Geimer has entertained the idea of having the hot sauces produced on the mainland because the production cost would be cut in half.

"I’ve stayed in Hawaii because I really want to support the local economy and not rip off the Hawaii name," he said.

Geimer is contemplating setting up a small facility to give people a choice, and hopes for some "white knights" or someone to partner with him.

"Without a production facility, our demise is being stretched out," he said.

Owners of FuManChew Chili Pepper Water, a small, family-owned business, had also tried to figure out how to produce their own product but ran up against too many obstacles. Kam’s plant had everything needed, including bottling capability with an assembly line and labeler, said Mary Chew.

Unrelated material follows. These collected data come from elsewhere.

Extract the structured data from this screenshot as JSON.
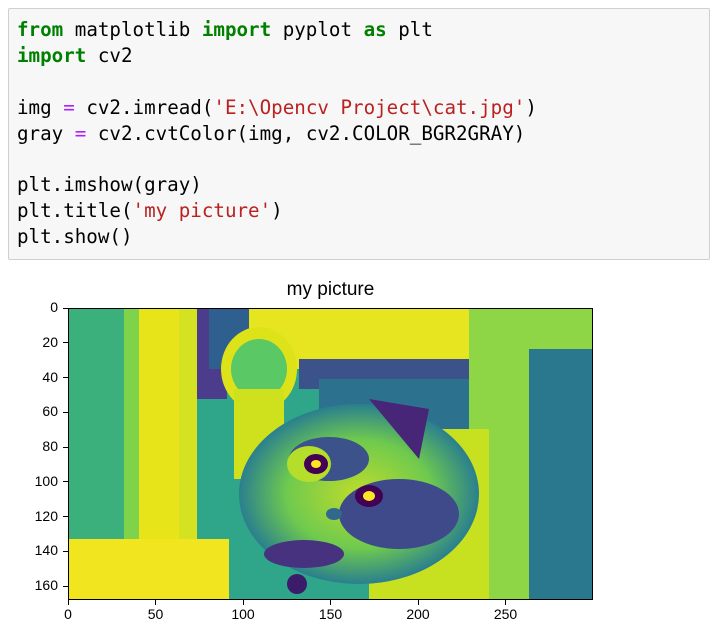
{
  "code_cell": {
    "lines": [
      [
        {
          "t": "from",
          "c": "kw"
        },
        {
          "t": " matplotlib ",
          "c": ""
        },
        {
          "t": "import",
          "c": "kw"
        },
        {
          "t": " pyplot ",
          "c": ""
        },
        {
          "t": "as",
          "c": "kw"
        },
        {
          "t": " plt",
          "c": ""
        }
      ],
      [
        {
          "t": "import",
          "c": "kw"
        },
        {
          "t": " cv2",
          "c": ""
        }
      ],
      [],
      [
        {
          "t": "img ",
          "c": ""
        },
        {
          "t": "=",
          "c": "op"
        },
        {
          "t": " cv2.imread(",
          "c": ""
        },
        {
          "t": "'E:\\Opencv Project\\cat.jpg'",
          "c": "str"
        },
        {
          "t": ")",
          "c": ""
        }
      ],
      [
        {
          "t": "gray ",
          "c": ""
        },
        {
          "t": "=",
          "c": "op"
        },
        {
          "t": " cv2.cvtColor(img, cv2.COLOR_BGR2GRAY)",
          "c": ""
        }
      ],
      [],
      [
        {
          "t": "plt.imshow(gray)",
          "c": ""
        }
      ],
      [
        {
          "t": "plt.title(",
          "c": ""
        },
        {
          "t": "'my picture'",
          "c": "str"
        },
        {
          "t": ")",
          "c": ""
        }
      ],
      [
        {
          "t": "plt.show()",
          "c": ""
        }
      ]
    ]
  },
  "output": {
    "plot_title": "my picture",
    "y_ticks": [
      "0",
      "20",
      "40",
      "60",
      "80",
      "100",
      "120",
      "140",
      "160"
    ],
    "x_ticks": [
      "0",
      "50",
      "100",
      "150",
      "200",
      "250"
    ],
    "y_range": [
      0,
      168
    ],
    "x_range": [
      0,
      300
    ],
    "colormap": "viridis",
    "colors": {
      "dark": "#440154",
      "mid": "#21918c",
      "light": "#fde725"
    }
  }
}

Chew’s family would do some of the production work to avoid added labor costs.

"It would be great if everyone could get together and get a place together and share," Chew said. "If someone’s willing to lead it and could help a lot of smaller companies who don’t have the finances to do that," it would be "taking a tragedy and turning it into a success story."

Gary Hanagami, executive director of the Hawaii Food Industry Association, said, "If you have a small business with a good product, a terrific recipe, but lack investments, it’s a challenge in Hawaii. The cost of manufacturing is steep. … They can’t scale their facilities to do that at a cost that keeps them competitive."

Pacific Poultry closed its production plant in 2006.

"It’s not worth having our own facility," Hancock said. "That’s why people go to a third-party bottler or co-packer, because it doesn’t pencil out to have their own building and warehouse."